Qantas has been working with American firms Solena, which makes biofuel from household waste, and Solyzene, which produces biofuel from algal waste, to develop a potential biofuel production facility in Australia. Aviation observers said that despite the tapping of cooking oil mix for the Qantas aircraft plans by the two US biofuel manufacturers to set up a facility in Australia it has not progressed as fast as hoped.

By using SkyNRG biofuel instead of that made by Solena and Solyzene, Qantas would actually spend more than if it used standard aviation fuel, however, the Australian air carrier apparently does not mind since it will give more push to plans to develop a viable alternative to conventional jet fuel which has risen above $120 per barrel.

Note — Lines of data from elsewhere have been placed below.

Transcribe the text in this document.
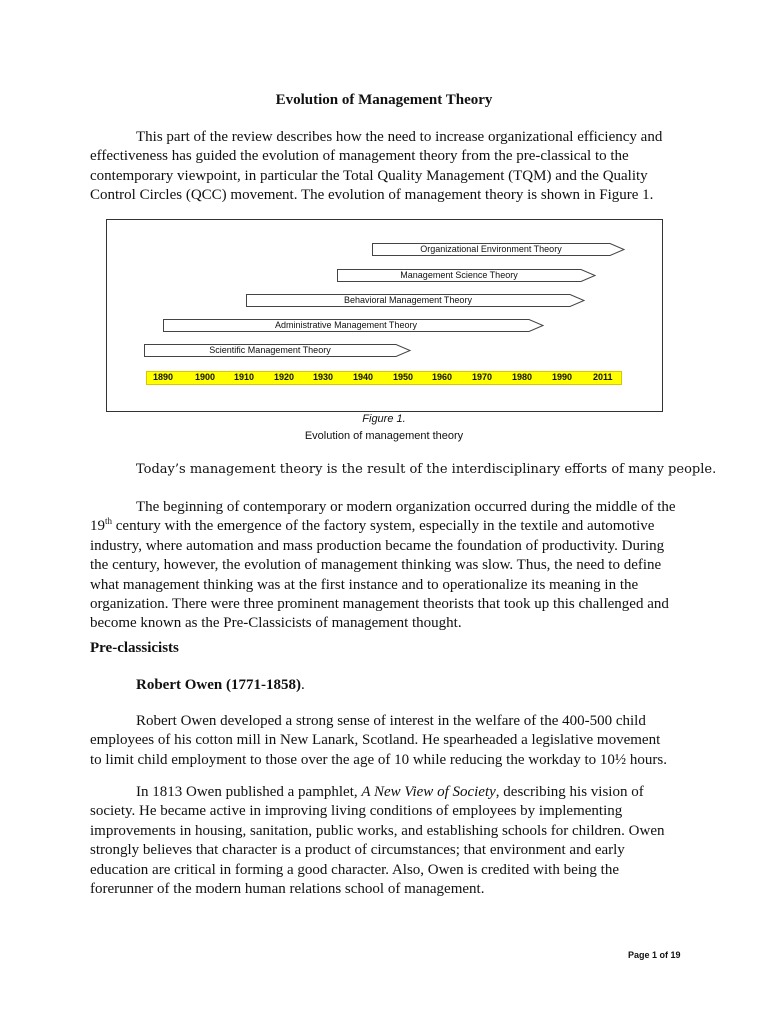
Evolution of Management Theory
This part of the review describes how the need to increase organizational efficiency and
effectiveness has guided the evolution of management theory from the pre-classical to the
contemporary viewpoint, in particular the Total Quality Management (TQM) and the Quality
Control Circles (QCC) movement. The evolution of management theory is shown in Figure 1.
Organizational Environment Theory
Management Science Theory
Behavioral Management Theory
Administrative Management Theory
Scientific Management Theory
1890 1900 1910 1920 1930 1940 1950 1960 1970 1980 1990 2011
Figure 1.
Evolution of management theory
Today’s management theory is the result of the interdisciplinary efforts of many people.
The beginning of contemporary or modern organization occurred during the middle of the
19th century with the emergence of the factory system, especially in the textile and automotive
industry, where automation and mass production became the foundation of productivity. During
the century, however, the evolution of management thinking was slow. Thus, the need to define
what management thinking was at the first instance and to operationalize its meaning in the
organization. There were three prominent management theorists that took up this challenged and
become known as the Pre-Classicists of management thought.
Pre-classicists
Robert Owen (1771-1858).
Robert Owen developed a strong sense of interest in the welfare of the 400-500 child
employees of his cotton mill in New Lanark, Scotland. He spearheaded a legislative movement
to limit child employment to those over the age of 10 while reducing the workday to 10½ hours.
In 1813 Owen published a pamphlet, A New View of Society, describing his vision of
society. He became active in improving living conditions of employees by implementing
improvements in housing, sanitation, public works, and establishing schools for children. Owen
strongly believes that character is a product of circumstances; that environment and early
education are critical in forming a good character. Also, Owen is credited with being the
forerunner of the modern human relations school of management.
Page 1 of 19
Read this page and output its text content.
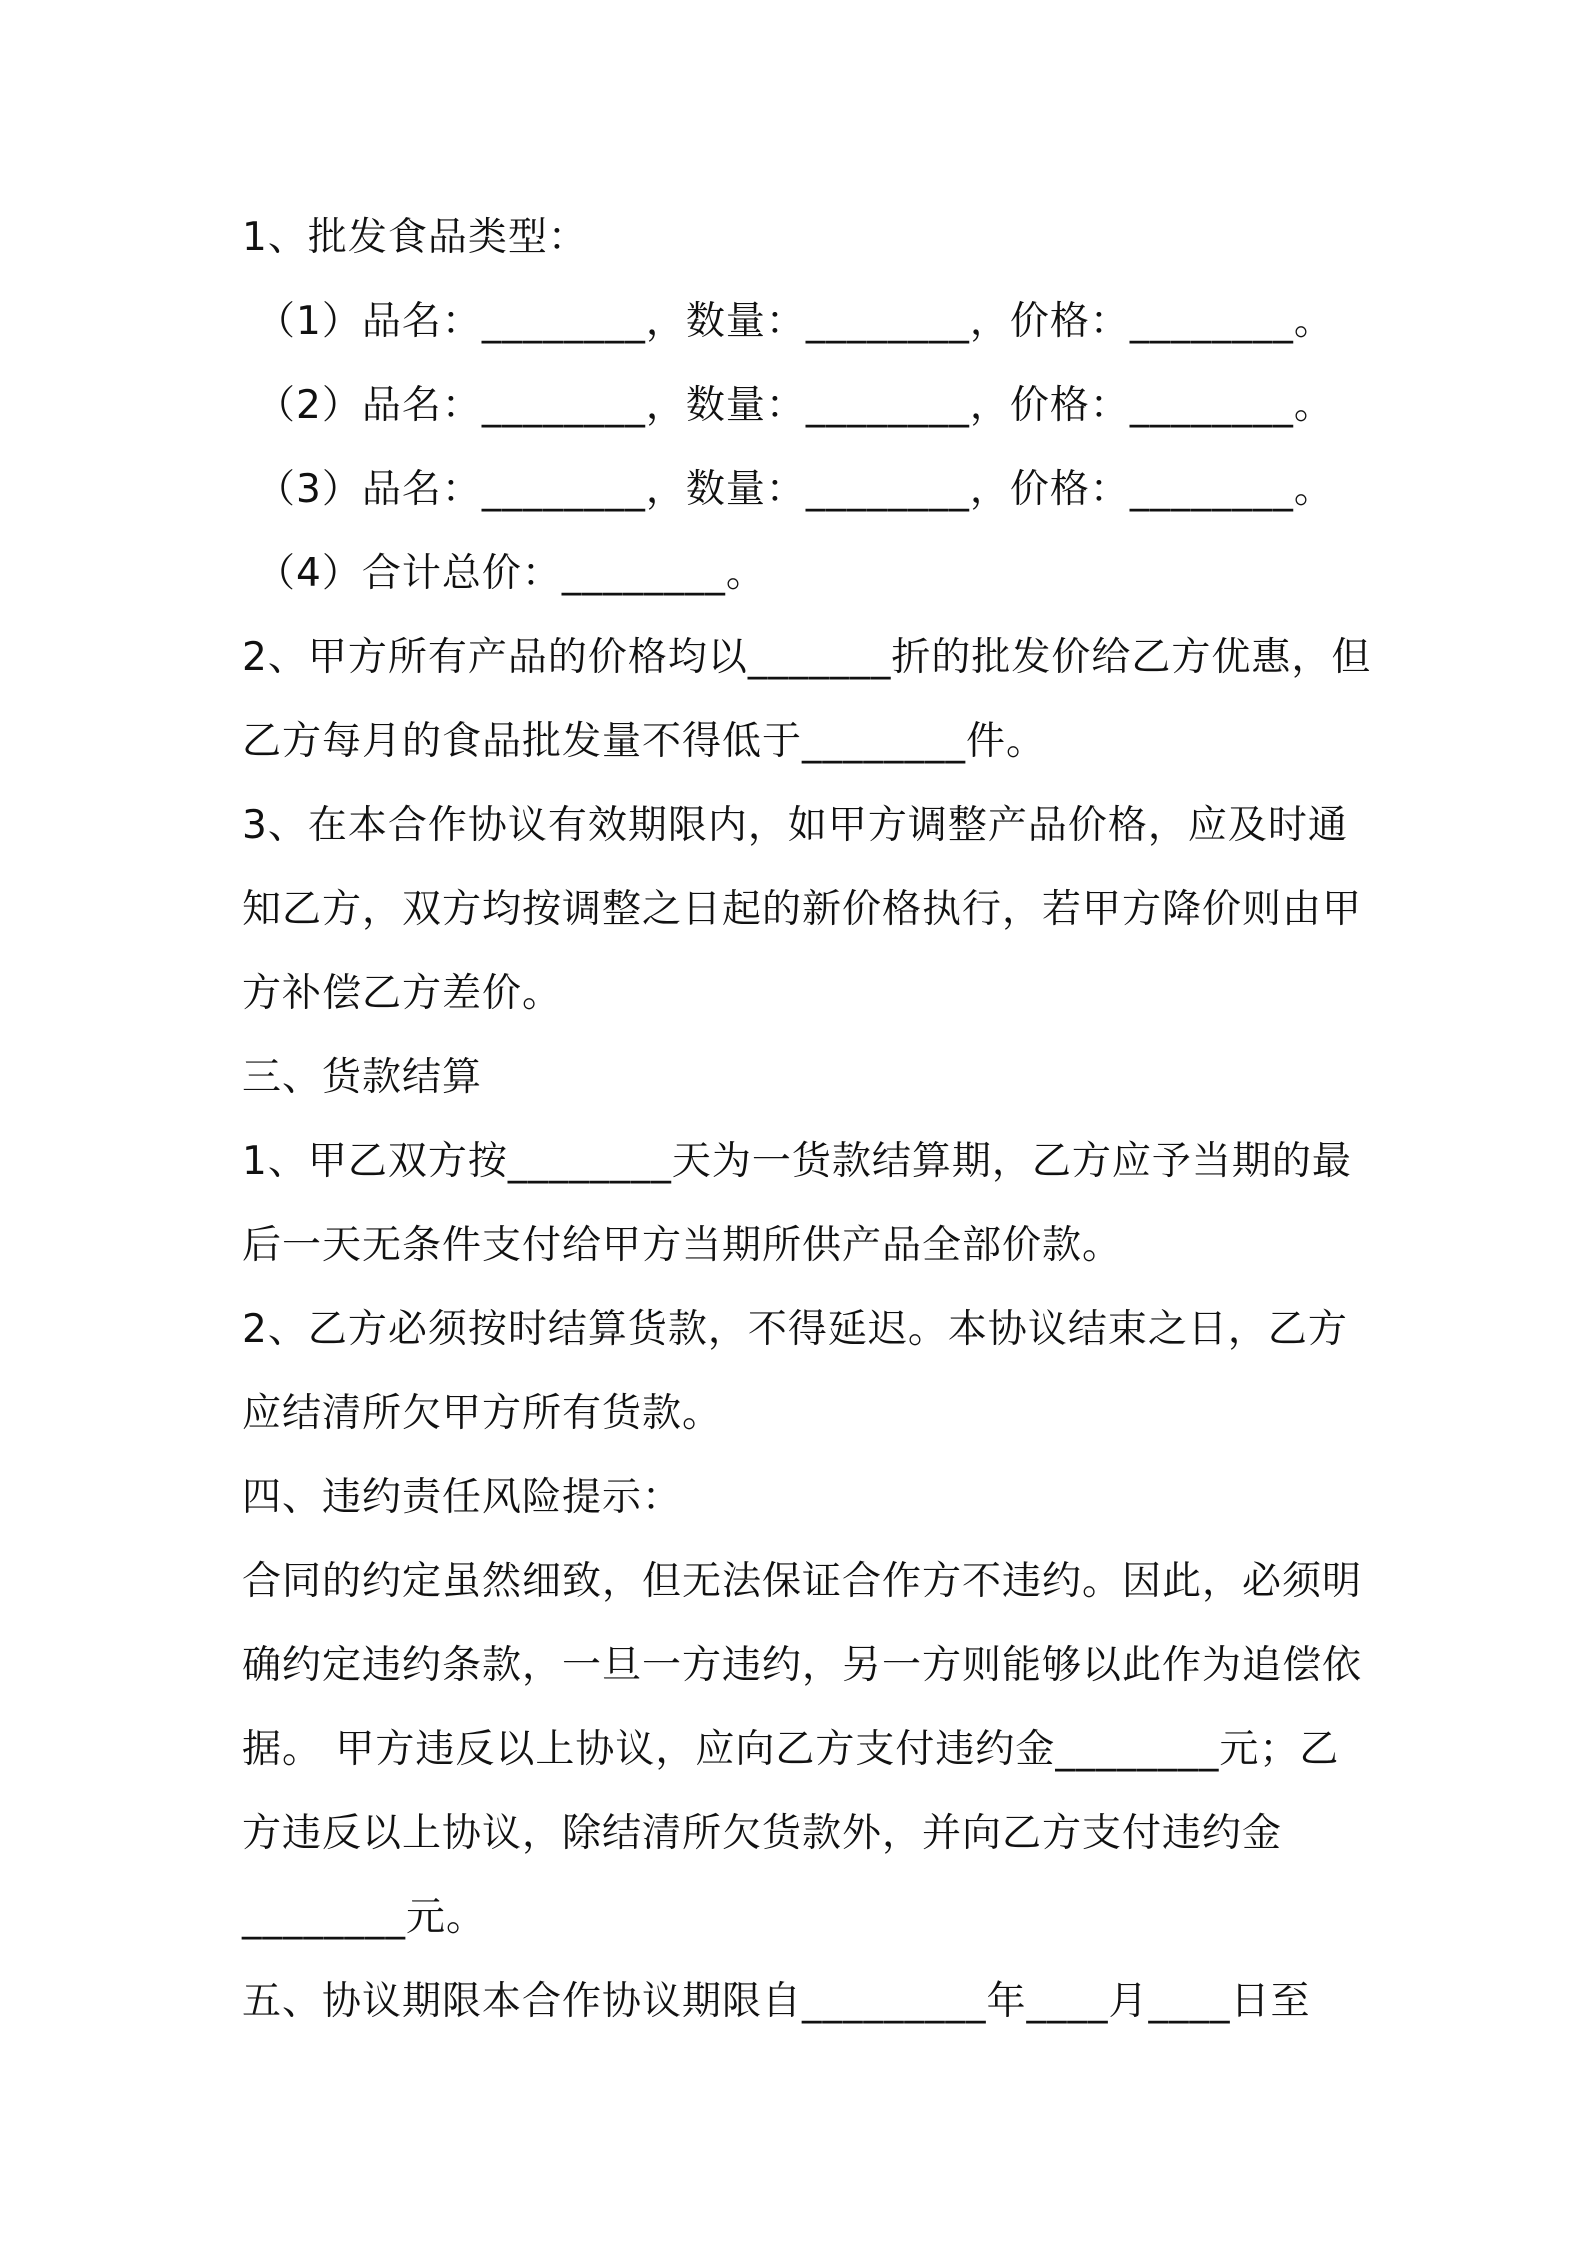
1、批发食品类型：
（1）品名：________，数量：________，价格：________。
（2）品名：________，数量：________，价格：________。
（3）品名：________，数量：________，价格：________。
（4）合计总价：________。
2、甲方所有产品的价格均以_______折的批发价给乙方优惠，但
乙方每月的食品批发量不得低于________件。
3、在本合作协议有效期限内，如甲方调整产品价格，应及时通
知乙方，双方均按调整之日起的新价格执行，若甲方降价则由甲
方补偿乙方差价。
三、货款结算
1、甲乙双方按________天为一货款结算期，乙方应予当期的最
后一天无条件支付给甲方当期所供产品全部价款。
2、乙方必须按时结算货款，不得延迟。本协议结束之日，乙方
应结清所欠甲方所有货款。
四、违约责任风险提示：
合同的约定虽然细致，但无法保证合作方不违约。因此，必须明
确约定违约条款，一旦一方违约，另一方则能够以此作为追偿依
据。 甲方违反以上协议，应向乙方支付违约金________元；乙
方违反以上协议，除结清所欠货款外，并向乙方支付违约金
________元。
五、协议期限本合作协议期限自_________年____月____日至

Qantas said the biofuel it would use on the pilot flight has been endorsed by the World Wildlife Fund and has a life cycle carbon footprint 60 per cent smaller than conventional aviation fuel.

Qantas is looking into two other biofuel projects. The first one involves the conversion of urban waste into fuel and the second uses sugar cane waste.

According to a CSIRO study made in 2011 and endorsed by major aviation businesses, biofuel could reduce aviation greenhouse gas emissions by 17 per cent over the next 20 years.

Qantas head of environment John Valastro said until production of biofuel reaches commercial scale at a competitive price, the aviation industry would not be able to realise its true benefits. He added not a single player could make it happen, but such a venture would need more support from government, private sector investment, access to infrastructure and market demand.